Changing schools is a prospect that always gets an emotional response from kids. Sometimes parents get lucky, and that reaction is one of excitement as kids look forward to exploring a new school and making new friends. Often, however, things aren’t quite so easy. It is also common for kids to feel frustrated about the change, mourn the friends they’ll leave behind, and be scared of what might happen in the new school.
It's easy to see why a school change would be scary for a child. It’s scary for us parents too, after all. And while children may not be able to express those fears properly, they are often as worried as we are over whether or not they’ll adapt to the new school and what conflicts may arise after the change.
I’ve dealt with those emotions a lot, both as a child who changed schools often and as a parent who helped my kids through the same process. And I want to share some of the things you can do to make this transition easier for your kids.
Break the news early
Don’t give in to the temptation to keep your kids in the dark about the upcoming change. It isn’t worth it. What you gain by allowing them to stay ignorant longer, you lose by giving them less time to get used to the idea of changing schools.

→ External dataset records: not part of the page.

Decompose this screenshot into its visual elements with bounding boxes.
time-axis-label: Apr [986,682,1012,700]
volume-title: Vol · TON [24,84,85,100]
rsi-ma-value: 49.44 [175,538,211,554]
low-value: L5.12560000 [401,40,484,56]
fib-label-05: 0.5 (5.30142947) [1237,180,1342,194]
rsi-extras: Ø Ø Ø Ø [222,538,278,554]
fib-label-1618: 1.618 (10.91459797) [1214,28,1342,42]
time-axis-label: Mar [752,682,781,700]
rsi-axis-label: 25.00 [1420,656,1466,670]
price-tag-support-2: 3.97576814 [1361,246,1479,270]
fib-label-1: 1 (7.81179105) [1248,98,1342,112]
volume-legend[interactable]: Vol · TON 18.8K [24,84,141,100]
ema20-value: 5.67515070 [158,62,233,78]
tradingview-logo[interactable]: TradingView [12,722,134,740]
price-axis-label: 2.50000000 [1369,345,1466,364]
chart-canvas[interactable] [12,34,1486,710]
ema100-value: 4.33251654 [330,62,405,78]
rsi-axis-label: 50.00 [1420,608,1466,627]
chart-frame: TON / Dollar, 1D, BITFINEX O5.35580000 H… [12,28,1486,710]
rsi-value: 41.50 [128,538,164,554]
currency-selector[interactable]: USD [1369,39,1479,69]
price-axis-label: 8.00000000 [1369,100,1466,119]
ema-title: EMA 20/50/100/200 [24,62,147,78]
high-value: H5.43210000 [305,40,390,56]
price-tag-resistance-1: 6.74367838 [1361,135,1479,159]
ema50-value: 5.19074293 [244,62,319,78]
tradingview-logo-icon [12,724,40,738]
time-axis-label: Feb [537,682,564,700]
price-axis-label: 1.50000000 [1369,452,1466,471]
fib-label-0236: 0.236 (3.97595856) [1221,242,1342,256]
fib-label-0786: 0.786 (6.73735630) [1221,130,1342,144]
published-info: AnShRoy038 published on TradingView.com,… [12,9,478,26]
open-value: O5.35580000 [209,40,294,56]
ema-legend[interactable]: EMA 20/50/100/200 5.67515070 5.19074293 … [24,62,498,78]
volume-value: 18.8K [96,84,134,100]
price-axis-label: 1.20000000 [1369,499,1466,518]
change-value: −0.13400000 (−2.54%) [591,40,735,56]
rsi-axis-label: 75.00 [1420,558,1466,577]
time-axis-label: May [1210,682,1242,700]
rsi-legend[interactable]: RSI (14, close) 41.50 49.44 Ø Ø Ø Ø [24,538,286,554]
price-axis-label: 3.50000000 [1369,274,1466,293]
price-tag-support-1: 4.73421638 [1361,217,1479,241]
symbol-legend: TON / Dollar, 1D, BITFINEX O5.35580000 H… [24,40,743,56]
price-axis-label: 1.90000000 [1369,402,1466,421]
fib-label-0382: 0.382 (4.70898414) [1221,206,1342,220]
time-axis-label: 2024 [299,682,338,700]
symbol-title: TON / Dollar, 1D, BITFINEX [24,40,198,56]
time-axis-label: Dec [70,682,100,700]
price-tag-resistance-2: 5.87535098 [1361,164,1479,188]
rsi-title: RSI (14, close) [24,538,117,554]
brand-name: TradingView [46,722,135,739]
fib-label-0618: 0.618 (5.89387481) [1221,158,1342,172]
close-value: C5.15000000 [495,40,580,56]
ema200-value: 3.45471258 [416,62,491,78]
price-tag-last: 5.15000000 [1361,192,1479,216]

Telling them early also gives them a chance to discuss the notion with their friends and let them know things are going to change, which can be a huge part of the coping process.
Manage your enthusiasm
If you just got a new job and secured a spot in one of the best private schools in the country for your child, it’s easy to sound a little too excited when telling them the news or to discuss the move. Positivity is good, you don’t want it to sound like their world is ending, but it’s important to remember that your kid may be feeling very differently about the change. And a mismatch between your enthusiasm and their frustration can lead to conflict and resentment.
The best way to avoid this is to address the elephant in the room. Make it clear that you know this change isn’t all sunshine and rainbows for them, and do what you can to help them deal with the downsides of changing schools.
Deal with the downsides
The main downsides of changing schools are that a) your kids will lose their familiar environment and b) your kids will have to adapt to a new environment. And you can help mitigate both issues in a variety of ways.
For most children, their main source of attachment to school is their friends and favorite teachers. And you can help the change of schools hurt less by encouraging them to stay in touch with their friends after moving through online means and — if possible — in-person visits and playdates after the move.
As for ways to help children adapt, one trick I use is to get them familiar with the new school. As this link shows, many schools have a website these days, and even when they don’t, you can still find pictures and information about the school online. Giving your kids a tour of the new school, whether it be online or in-person, can be a great way to make the change feel less scary.
Taking your kid to the new school and letting them meet teachers and the principal and see some of the school’s routine can be a great way to make the prospect of change less scary. This is especially the case if your kid has spent their whole lives in the previous school.
Be patient
After your child starts in the new school, it’s important to be patient and — within reason — let them try to deal with issues on their own at first. It’ll take a few weeks for them to settle into their new environment fully, and if they see you panicking over little issues, it may encourage them to do the same. It’s best to stay calm and supportive.